The point is that this particular NPD report (which is the only one from them I can speak to) is hurling towards irrelevance. It’s numbers have never been wholly accurate but as the industry evolves and shares less data with them, they become even fuzzier. NPD is very careful to not point this out and the enthusiast press is doing the same because the doom and gloom stories they write with them drive traffic and controversy. There’s a reason the more credible sites like Giant Bomb don’t really talk about them, despite the most ravenous fans being there. Continuing to use this report (and the analyst quotes it spawns) as any kind of true barometer of the industry’s health is poor journalism, nothing more.

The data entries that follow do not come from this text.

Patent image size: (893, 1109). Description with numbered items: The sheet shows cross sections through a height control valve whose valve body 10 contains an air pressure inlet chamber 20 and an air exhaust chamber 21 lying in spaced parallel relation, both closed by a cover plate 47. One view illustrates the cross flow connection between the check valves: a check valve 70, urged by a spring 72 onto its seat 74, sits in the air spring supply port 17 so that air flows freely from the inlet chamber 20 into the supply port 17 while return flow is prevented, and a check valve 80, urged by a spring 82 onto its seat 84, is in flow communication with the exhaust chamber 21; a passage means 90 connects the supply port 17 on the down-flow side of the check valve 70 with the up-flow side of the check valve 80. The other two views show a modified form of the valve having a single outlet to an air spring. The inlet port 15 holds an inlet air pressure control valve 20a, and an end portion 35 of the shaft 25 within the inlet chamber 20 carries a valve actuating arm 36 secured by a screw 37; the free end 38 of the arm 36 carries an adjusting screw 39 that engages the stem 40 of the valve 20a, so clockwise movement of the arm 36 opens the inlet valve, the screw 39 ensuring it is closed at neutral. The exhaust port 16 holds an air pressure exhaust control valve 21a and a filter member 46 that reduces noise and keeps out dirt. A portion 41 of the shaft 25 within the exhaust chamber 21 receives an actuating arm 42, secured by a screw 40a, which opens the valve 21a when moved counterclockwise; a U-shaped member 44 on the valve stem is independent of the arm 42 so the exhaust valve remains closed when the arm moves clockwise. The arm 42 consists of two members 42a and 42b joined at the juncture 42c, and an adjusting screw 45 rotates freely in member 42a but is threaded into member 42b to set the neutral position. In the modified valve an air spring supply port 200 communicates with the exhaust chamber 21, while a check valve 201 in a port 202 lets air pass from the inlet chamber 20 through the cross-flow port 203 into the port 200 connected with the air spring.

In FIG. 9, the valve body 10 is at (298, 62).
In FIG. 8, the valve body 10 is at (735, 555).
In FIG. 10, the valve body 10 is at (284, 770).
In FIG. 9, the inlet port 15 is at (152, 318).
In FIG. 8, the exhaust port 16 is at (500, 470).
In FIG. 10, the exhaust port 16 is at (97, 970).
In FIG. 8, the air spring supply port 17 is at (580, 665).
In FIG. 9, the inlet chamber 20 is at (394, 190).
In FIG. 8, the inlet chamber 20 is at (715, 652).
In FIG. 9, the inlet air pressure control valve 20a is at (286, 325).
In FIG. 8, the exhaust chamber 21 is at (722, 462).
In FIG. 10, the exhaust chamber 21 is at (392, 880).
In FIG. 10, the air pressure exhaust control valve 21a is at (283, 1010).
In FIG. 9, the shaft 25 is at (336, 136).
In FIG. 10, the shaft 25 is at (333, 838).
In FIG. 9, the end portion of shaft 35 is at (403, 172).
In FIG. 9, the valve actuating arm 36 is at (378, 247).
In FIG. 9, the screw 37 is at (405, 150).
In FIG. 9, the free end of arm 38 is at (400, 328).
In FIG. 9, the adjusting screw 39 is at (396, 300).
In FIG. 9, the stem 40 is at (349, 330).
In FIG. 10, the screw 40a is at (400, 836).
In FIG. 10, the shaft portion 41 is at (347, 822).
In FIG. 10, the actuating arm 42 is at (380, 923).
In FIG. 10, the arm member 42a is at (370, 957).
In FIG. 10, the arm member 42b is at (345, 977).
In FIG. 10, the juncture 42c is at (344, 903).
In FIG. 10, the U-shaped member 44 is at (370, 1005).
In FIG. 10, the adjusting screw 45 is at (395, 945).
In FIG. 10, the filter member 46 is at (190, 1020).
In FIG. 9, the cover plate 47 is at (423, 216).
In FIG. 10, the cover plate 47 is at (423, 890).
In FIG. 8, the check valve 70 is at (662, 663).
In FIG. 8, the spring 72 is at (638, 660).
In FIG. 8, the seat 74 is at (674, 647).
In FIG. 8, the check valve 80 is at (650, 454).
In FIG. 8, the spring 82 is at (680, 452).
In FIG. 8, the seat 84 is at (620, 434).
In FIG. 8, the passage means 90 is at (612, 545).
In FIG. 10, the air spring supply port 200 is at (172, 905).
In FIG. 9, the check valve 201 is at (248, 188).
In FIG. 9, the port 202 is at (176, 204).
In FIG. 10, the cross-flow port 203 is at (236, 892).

On the subject of Darksiders II, it’s premature to sound THQ’s death bell over these numbers but it is important to note that just because NPD’s report is not wholly useful doesn’t mean the game is doing great and we just don’t know. Publishers love to send out press releases when titles sell even as well as expected and that hasn’t happened yet. Ultimately, the best place to tell how well this and indeed every title has performed will be in the publisher’s earnings call. They may not reveal exact sales numbers but we will know if it met, beat or fell short of expectations. Until the companies for whom these sales truly count have their say, anything NPD says really doesn’t matter any more.

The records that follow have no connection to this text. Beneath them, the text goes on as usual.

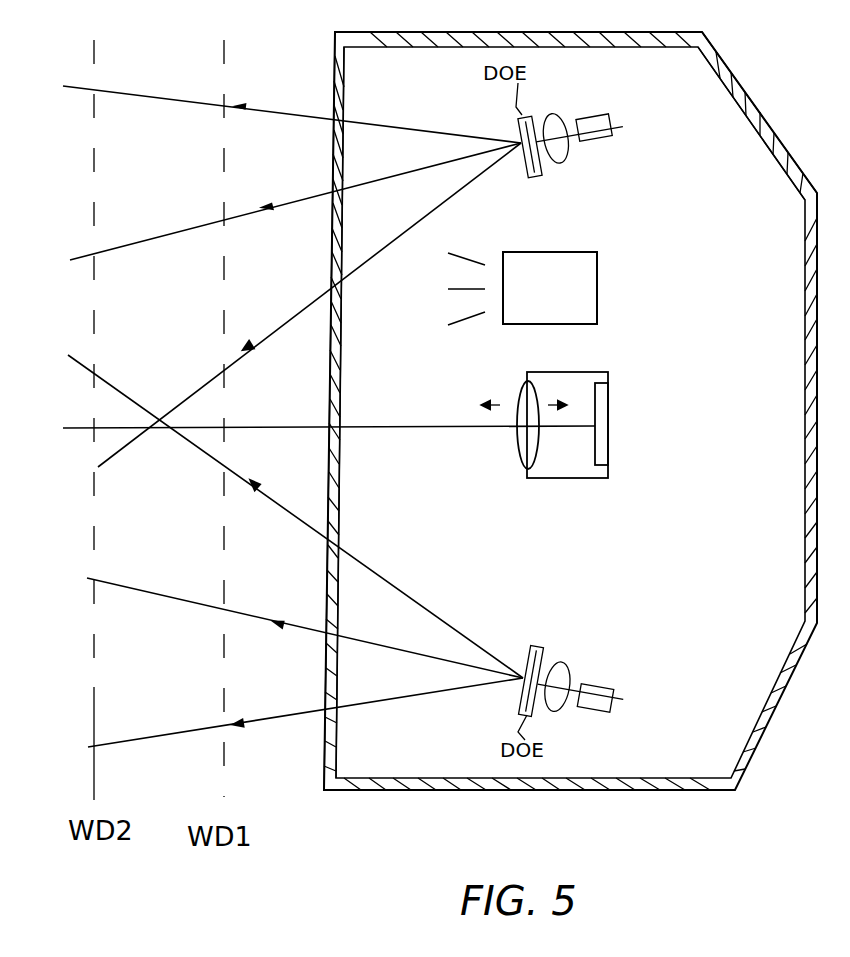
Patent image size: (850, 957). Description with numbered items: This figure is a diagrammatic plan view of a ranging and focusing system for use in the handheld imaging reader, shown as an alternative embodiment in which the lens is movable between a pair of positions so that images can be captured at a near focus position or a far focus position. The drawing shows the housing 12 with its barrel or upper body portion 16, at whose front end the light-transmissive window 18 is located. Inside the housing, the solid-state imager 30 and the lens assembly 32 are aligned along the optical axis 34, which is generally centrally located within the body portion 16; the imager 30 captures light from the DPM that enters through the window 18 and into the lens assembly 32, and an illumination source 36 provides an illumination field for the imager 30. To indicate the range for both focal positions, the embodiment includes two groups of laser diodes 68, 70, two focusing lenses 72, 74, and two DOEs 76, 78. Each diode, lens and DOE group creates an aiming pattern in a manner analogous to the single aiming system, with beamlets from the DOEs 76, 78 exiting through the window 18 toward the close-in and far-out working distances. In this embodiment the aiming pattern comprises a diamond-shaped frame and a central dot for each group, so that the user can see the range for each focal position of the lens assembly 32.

The housing 12 is at (778, 710).
The upper body portion 16 is at (757, 108).
The light-transmissive window 18 is at (342, 105).
The solid-state imager 30 is at (613, 415).
The lens assembly 32 is at (522, 398).
The optical axis 34 is at (440, 438).
The illumination source 36 is at (540, 320).
The laser diode group 68 is at (612, 700).
The laser diode group 70 is at (613, 124).
The focusing lens 72 is at (560, 668).
The focusing lens 74 is at (555, 115).
The DOE 76 is at (537, 645).
The DOE 78 is at (537, 178).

This is a two pronged problem, both in the NPD report itself and once again, the enthusiast press which falls asleep on their responsibility to provide context in order to aid sensationalism. There’s a reason you don’t see stories in the mainstream press talking about the next video game crash every time one of these declining reports come out. It’s partly because NPD numbers aren’t a huge deal outside enthusiast circles but also likely because their report doesn’t pass the smell test. When it’s easy for a total non-journalist like me to realise their data is a joke, what excuse does the actual press have? The publishers are not the best place to get accurate sales data either but whether they’re in the red or in the black is a better barometer for the industry’s health than anything NPD says. If you want to know how things are doing, read an analysis of publisher earnings. Don’t listen to NPD, don’t listen to the stories about NPD and especially don’t listen to the likes of Dent, Pachter, Broussard, Sebastian and all the other analysts who use them as a basis to get their names noticed and know no more or better than NPD themselves.